The state selective photodissociation of acetylene, C2H2/C2D2, was studied in the wavelength range 121.2–132.2 nm by high resolution Rydberg atom time-of-flight measurements on the atomic fragment, H/D. In the wavelength region studied members of all four Rydberg series and the highly excited Ẽ valence state were state selectively excited using tunable vacuum-ultraviolet laser radiation. The lifetime of the excited states which were studied varied from 58 fs to more than 2 ps. Formation of the ethynyl radical in its X̃ electronic ground state and its first electronically excited à state is observed with practically no indication of B̃ state fragments. Two decay channels with different dissociation dynamics were also observed. In both channels the observed decay dynamics depended strongly on the excited state of the parent molecule. Further there are major differences between these two dissociation pathways with respect to the measured internal energy and angular distributions. In one channel the dissociation is dominated by dynamical effects and the C2H fragments are formed with a high degree of vibrational excitation.
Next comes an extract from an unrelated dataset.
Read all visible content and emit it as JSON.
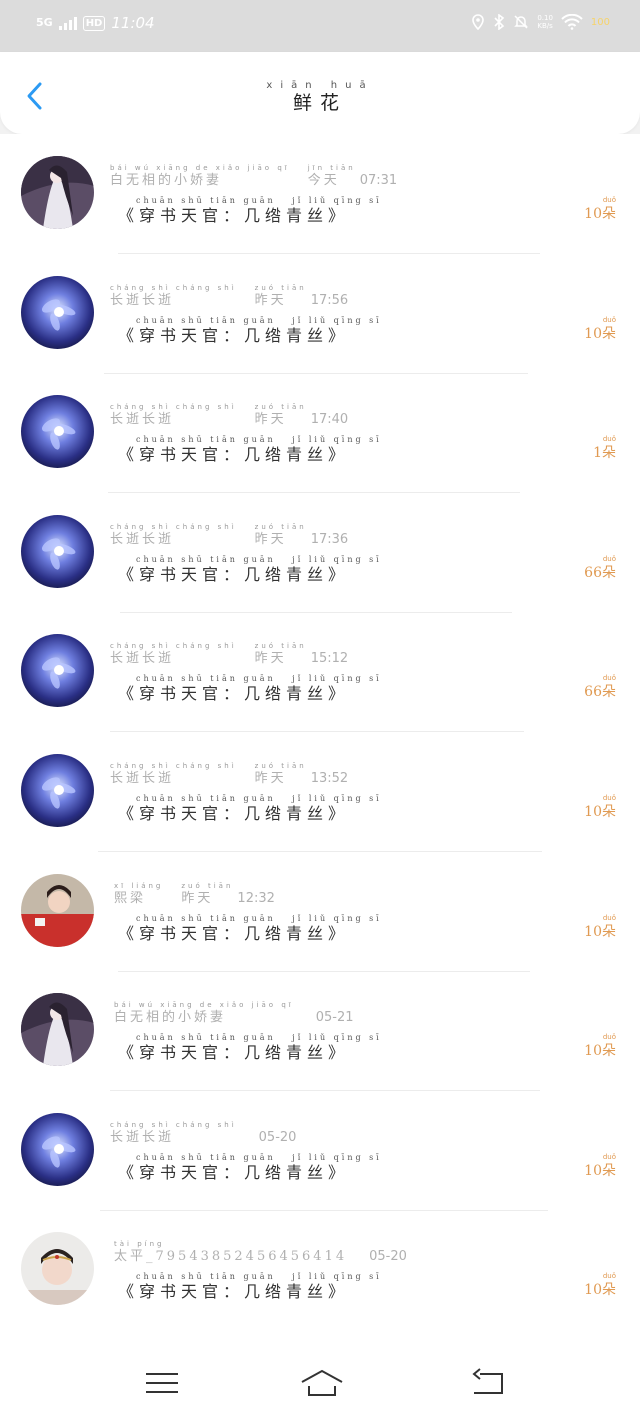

In contrast to this in the second channel a smooth internal energy distribution is observed indicating that the fragment quantum state distribution is spread over a considerable range of the available phase space. Moreover, this second channel can be fit with a phase space model constrained only by conservation of energy and angular momentum. This is further evidence for the randomization of internal energy during the dissociation process.